In [3]:
# Install required packages
!pip install -q transformers scikit-learn pandas torch tqdm

import pandas as pd
import torch
import torch.nn.functional as F
from transformers import AutoTokenizer, AutoModelForSequenceClassification
from sklearn.metrics import accuracy_score, classification_report, confusion_matrix
from tqdm.auto import tqdm
import numpy as np
from collections import defaultdict
import warnings
warnings.filterwarnings('ignore')

# =============================================================================
# DATA LOADING AND PREPARATION
# =============================================================================

def load_and_prepare_data():
    """Load the data and prepare it for classification"""
    print("📂 Loading data...")

    # Load both datasets
    df_slang = pd.read_csv("/content/slang_OpenSub_filtered.tsv", sep="\t", dtype=str)
    df_nonslang = pd.read_csv("/content/slang_OpenSub_negatives_filtered.tsv", sep="\t", dtype=str)

    # Add labels and confidence
    df_slang["label"] = 1  # slang
    df_slang["confidence"] = df_slang["ANNOTATOR_CONFIDENCE"].astype(int)

    df_nonslang["label"] = 0  # non-slang
    df_nonslang["confidence"] = 0  # non-slang doesn't have confidence ratings

    # Combine datasets
    df_all = pd.concat([df_slang, df_nonslang], ignore_index=True)

    # Extract sentences and labels
    sentences = df_all["SENTENCE"].tolist()
    true_labels = df_all["label"].tolist()
    confidence_levels = df_all["confidence"].tolist()

    print(f"✅ Data loaded successfully!")
    print(f"📊 Total sentences: {len(sentences)}")
    print(f"📊 Slang sentences: {sum(true_labels)}")
    print(f"📊 Non-slang sentences: {len(true_labels) - sum(true_labels)}")

    # Print confidence distribution for slang sentences
    slang_confidence = df_slang["confidence"].value_counts().sort_index()
    print(f"📊 Slang confidence distribution:")
    for conf, count in slang_confidence.items():
        print(f"   Confidence {conf}: {count} sentences")

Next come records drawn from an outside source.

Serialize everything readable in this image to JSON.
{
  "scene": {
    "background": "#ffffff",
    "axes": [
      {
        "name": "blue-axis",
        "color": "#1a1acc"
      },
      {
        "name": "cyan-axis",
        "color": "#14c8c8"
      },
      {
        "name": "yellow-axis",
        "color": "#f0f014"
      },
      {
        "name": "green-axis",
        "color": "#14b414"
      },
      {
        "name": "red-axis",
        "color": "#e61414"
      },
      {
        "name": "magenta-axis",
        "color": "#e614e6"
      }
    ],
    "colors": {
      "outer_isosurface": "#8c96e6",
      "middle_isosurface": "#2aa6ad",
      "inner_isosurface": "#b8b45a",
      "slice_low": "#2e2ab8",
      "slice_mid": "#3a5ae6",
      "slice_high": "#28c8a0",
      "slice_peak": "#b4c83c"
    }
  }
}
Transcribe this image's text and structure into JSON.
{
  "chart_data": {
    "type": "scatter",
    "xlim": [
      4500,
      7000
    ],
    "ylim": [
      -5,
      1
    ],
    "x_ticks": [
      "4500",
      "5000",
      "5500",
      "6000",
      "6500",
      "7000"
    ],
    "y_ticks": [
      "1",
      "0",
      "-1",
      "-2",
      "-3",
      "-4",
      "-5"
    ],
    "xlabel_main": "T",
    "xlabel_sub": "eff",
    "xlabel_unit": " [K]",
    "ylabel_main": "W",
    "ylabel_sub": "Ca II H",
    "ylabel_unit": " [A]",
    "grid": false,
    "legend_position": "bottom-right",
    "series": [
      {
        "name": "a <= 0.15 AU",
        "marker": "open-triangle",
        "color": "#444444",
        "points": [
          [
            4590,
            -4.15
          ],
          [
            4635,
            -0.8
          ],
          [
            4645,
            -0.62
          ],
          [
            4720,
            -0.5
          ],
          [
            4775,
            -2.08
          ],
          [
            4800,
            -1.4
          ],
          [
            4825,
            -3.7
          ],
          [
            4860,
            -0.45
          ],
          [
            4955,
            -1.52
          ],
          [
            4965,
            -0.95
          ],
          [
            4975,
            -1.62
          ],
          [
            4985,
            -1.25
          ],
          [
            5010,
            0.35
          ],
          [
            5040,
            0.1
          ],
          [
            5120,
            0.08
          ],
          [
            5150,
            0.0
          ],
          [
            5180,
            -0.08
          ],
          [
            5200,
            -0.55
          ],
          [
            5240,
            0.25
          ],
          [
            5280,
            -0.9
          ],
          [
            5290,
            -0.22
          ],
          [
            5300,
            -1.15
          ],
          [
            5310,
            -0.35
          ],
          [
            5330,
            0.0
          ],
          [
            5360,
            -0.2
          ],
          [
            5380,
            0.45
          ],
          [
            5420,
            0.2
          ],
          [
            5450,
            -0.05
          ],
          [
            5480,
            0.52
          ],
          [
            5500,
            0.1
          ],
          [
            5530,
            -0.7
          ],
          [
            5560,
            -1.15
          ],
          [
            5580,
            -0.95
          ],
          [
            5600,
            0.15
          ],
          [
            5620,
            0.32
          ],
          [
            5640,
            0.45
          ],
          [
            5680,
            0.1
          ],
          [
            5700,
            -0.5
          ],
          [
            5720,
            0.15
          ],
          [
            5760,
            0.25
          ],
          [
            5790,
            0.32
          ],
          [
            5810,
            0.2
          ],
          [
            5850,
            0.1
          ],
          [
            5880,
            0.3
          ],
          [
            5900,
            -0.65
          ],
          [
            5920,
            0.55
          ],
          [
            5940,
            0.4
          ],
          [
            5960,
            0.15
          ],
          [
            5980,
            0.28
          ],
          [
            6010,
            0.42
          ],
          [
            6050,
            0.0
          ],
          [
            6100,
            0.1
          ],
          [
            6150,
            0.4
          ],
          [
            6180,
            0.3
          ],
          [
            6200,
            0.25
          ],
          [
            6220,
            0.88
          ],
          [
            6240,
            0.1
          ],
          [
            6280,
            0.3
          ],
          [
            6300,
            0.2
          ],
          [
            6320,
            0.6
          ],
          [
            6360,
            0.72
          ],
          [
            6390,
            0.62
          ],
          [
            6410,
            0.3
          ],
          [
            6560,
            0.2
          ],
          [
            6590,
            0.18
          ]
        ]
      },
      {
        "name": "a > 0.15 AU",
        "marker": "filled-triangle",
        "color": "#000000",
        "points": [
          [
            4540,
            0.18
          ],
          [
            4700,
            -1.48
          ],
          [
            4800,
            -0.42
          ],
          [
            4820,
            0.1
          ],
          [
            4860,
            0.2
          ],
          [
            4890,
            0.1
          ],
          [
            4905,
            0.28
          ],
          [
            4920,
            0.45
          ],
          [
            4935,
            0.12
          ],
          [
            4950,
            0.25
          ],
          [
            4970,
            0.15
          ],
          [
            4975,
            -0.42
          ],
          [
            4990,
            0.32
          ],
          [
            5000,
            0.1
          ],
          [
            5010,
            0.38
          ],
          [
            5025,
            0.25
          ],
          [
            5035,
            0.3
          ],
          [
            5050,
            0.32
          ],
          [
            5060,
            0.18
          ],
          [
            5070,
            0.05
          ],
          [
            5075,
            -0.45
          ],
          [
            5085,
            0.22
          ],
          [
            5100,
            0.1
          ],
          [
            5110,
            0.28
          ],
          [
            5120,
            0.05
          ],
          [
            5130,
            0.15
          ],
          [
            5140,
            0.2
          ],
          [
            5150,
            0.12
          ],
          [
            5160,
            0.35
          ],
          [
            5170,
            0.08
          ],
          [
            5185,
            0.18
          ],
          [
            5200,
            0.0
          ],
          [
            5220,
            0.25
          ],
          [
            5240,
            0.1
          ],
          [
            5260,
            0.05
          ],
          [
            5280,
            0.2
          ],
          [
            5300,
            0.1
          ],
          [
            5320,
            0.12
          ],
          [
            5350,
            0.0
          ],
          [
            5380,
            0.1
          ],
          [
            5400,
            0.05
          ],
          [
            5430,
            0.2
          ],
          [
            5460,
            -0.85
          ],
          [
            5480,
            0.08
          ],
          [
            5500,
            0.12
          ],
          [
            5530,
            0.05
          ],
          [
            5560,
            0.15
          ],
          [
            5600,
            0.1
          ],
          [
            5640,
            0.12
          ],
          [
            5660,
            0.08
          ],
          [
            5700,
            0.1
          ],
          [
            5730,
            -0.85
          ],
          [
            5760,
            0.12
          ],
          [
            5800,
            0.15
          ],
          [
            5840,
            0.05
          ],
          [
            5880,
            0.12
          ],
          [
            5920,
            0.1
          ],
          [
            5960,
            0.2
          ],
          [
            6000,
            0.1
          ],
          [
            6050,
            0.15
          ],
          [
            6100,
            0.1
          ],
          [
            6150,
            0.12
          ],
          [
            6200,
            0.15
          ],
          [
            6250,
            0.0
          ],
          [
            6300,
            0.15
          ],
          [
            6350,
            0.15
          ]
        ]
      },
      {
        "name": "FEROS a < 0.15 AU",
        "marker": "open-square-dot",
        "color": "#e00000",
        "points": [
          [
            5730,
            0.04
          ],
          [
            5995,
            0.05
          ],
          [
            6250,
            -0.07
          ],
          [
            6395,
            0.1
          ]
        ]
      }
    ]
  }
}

    return sentences, true_labels, confidence_levels

# =============================================================================
# ZERO-SHOT CLASSIFICATION FUNCTIONS
# =============================================================================

def build_classifier(model_name):
    """Build tokenizer and model for zero-shot classification"""
    print(f"🔧 Loading model: {model_name}")
    tokenizer = AutoTokenizer.from_pretrained(model_name)
    model = AutoModelForSequenceClassification.from_pretrained(model_name)
    device = torch.device("cuda" if torch.cuda.is_available() else "cpu")
    model.to(device).eval()
    print(f"🔧 Model loaded on: {device}")
    return tokenizer, model, device

def zero_shot_classify_sentence(tokenizer, model, device, sentence):
    """Classify a single sentence using zero-shot NLI approach"""
    candidate_labels = ["slang", "non-slang"]
    hypotheses = [f"This example is {label}." for label in candidate_labels]

    # Tokenize
    encoded = tokenizer(
        [sentence] * len(hypotheses),
        hypotheses,
        return_tensors="pt",
        padding=True,
        truncation=True,
        max_length=256
    ).to(device)

    with torch.no_grad():
        outputs = model(**encoded)
        logits = outputs.logits
        # For MNLI models, entailment is typically the last class (index 2)
        entail_logits = logits[:, 2]
        probs = F.softmax(entail_logits, dim=0)
        best_idx = torch.argmax(probs).item()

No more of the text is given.